The point Apple's economist will argue, not surprisingly, will be that everything Evans said is wrong. Antitrust cases often devolve into battles between experts, and economist Richard Schmalensee will argue on behalf of Apple that Evans completely misunderstands the market, the substitutions, the lock-in (or lack thereof) — everything. (Evans and Schmalensee have collaborated extensively in the past, so there's a bit of collegial sniping going on.)

During cross-examination, Apple hammered Evans for discounting Android as a competitor, forcing him to concede that Apple does not have a monopoly in the phone business by market share — approximately 47% of U.S. smartphone owners have iPhones. However, Evans argued, Apple still has monopoly power within the market because of users' reluctance to switch. Evans also had to defend his argument that buying a game on one platform doesn't substitute for buying it on another, while two vastly different iPhone apps, such as a graphing calculator and a video game, belong in the same market.

Apple's key argument in previous filings has been that what iOS really provides is a place for users to engage in transactions in the games they love, which they play across platforms. Substitutions in that market are numerous, according to Apple, with robust competition from the web, consoles and PCs. The in-app payment processing that Apple users and app developers are required to use? It's an integral part of the product that pays for improvements, not some afterthought that's invisible to consumers and delivers undue profit. And game transactions are thriving, Apple says, suggesting those fees and the privacy and security they pay for haven't harmed the market.

And since other platforms comprise robust competition, Apple will argue, it cannot possibly be a monopoly, which must therefore mean no violation of antitrust laws, especially if the market is thriving.

What Gonzalez Rogers will take from this is anyone's guess. She directed sometimes frustrated questions to Evans about whether players might have picked up other games in lieu of Fortnite when it was banned, if he had evidence of profit or loss on console sales and what she should make of his treatment of in-app purchases as separate from app distribution.

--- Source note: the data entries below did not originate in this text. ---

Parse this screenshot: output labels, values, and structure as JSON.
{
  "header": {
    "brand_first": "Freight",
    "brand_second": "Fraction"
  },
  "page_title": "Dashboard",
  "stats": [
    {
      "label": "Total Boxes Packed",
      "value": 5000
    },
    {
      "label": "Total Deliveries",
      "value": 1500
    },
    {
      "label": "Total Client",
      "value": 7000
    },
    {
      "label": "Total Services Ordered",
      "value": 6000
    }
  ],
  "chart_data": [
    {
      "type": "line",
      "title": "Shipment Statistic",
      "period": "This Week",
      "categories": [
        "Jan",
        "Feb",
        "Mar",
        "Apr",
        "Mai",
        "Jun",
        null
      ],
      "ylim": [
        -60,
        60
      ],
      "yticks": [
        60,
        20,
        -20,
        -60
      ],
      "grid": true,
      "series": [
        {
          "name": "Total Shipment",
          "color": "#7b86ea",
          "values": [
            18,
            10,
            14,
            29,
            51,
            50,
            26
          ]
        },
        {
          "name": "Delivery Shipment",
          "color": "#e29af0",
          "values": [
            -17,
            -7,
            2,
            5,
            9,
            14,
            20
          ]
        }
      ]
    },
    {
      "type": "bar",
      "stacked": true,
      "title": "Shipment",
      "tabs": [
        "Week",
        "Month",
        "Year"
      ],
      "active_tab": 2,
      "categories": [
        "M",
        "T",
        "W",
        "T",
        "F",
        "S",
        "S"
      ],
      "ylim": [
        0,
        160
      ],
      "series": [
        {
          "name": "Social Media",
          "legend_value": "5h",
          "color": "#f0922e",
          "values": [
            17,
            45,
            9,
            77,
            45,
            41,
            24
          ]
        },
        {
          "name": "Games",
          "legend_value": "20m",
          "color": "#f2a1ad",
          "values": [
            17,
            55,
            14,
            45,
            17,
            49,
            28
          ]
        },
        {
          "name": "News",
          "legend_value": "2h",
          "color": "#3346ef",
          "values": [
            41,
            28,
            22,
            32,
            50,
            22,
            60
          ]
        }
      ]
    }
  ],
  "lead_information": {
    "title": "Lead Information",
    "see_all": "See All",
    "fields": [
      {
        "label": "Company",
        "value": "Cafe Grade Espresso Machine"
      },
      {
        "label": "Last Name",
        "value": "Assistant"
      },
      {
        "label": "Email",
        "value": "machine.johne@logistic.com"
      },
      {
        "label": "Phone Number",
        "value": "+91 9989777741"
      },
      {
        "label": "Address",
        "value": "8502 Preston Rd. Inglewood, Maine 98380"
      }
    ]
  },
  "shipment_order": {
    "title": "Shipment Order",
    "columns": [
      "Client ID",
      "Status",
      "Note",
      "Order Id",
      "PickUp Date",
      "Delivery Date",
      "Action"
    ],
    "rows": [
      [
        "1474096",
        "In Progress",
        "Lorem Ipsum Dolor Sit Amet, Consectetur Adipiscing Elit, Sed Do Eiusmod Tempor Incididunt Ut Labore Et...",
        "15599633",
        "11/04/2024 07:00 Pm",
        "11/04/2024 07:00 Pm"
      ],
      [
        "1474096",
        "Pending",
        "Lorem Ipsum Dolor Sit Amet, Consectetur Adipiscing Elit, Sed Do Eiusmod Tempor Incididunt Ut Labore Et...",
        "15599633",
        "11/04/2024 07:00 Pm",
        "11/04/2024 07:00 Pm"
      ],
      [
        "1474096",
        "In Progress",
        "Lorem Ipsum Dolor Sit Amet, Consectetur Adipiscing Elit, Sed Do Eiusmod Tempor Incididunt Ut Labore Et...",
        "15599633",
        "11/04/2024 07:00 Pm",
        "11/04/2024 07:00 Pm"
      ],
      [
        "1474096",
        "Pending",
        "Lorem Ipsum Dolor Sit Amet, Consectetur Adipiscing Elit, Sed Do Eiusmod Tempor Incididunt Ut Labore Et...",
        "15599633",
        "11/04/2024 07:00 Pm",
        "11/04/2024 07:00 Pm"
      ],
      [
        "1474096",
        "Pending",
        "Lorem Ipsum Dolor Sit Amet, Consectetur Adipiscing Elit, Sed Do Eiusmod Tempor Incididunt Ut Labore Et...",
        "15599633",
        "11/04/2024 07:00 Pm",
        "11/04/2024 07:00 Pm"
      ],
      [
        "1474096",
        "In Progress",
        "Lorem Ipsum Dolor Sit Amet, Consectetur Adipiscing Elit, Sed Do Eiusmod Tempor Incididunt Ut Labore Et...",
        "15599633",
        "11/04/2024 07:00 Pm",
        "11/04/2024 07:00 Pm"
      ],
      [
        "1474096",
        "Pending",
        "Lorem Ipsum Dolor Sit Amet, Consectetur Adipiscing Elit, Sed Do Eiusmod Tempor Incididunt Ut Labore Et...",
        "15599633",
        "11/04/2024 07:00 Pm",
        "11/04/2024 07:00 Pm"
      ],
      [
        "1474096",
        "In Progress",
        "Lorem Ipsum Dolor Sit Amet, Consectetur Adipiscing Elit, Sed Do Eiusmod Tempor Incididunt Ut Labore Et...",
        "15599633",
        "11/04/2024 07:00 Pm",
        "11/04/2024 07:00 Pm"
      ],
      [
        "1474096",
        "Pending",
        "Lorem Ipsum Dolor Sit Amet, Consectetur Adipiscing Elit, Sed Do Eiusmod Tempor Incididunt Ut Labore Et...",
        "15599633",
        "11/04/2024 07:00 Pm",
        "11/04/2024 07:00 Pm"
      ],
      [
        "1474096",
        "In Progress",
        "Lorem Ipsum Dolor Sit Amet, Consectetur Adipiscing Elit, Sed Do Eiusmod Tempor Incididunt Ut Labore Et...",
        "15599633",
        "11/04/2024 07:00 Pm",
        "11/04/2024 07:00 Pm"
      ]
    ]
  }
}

At one point Gonzalez Rogers pointed out Fortnite's in-game currency, V-Bucks, is available for purchase on the web where Apple doesn't get a cut. She also suggested Apple's prohibitions on app developers telling consumers they can buy digital goods elsewhere may be a problem. Evans began to explain why he thought the availability of V-Bucks on the web didn't alter his market definition and to discuss the prohibitions, but Gonzalez Rogers cut him off.

"Have you done any real analysis?" she asked.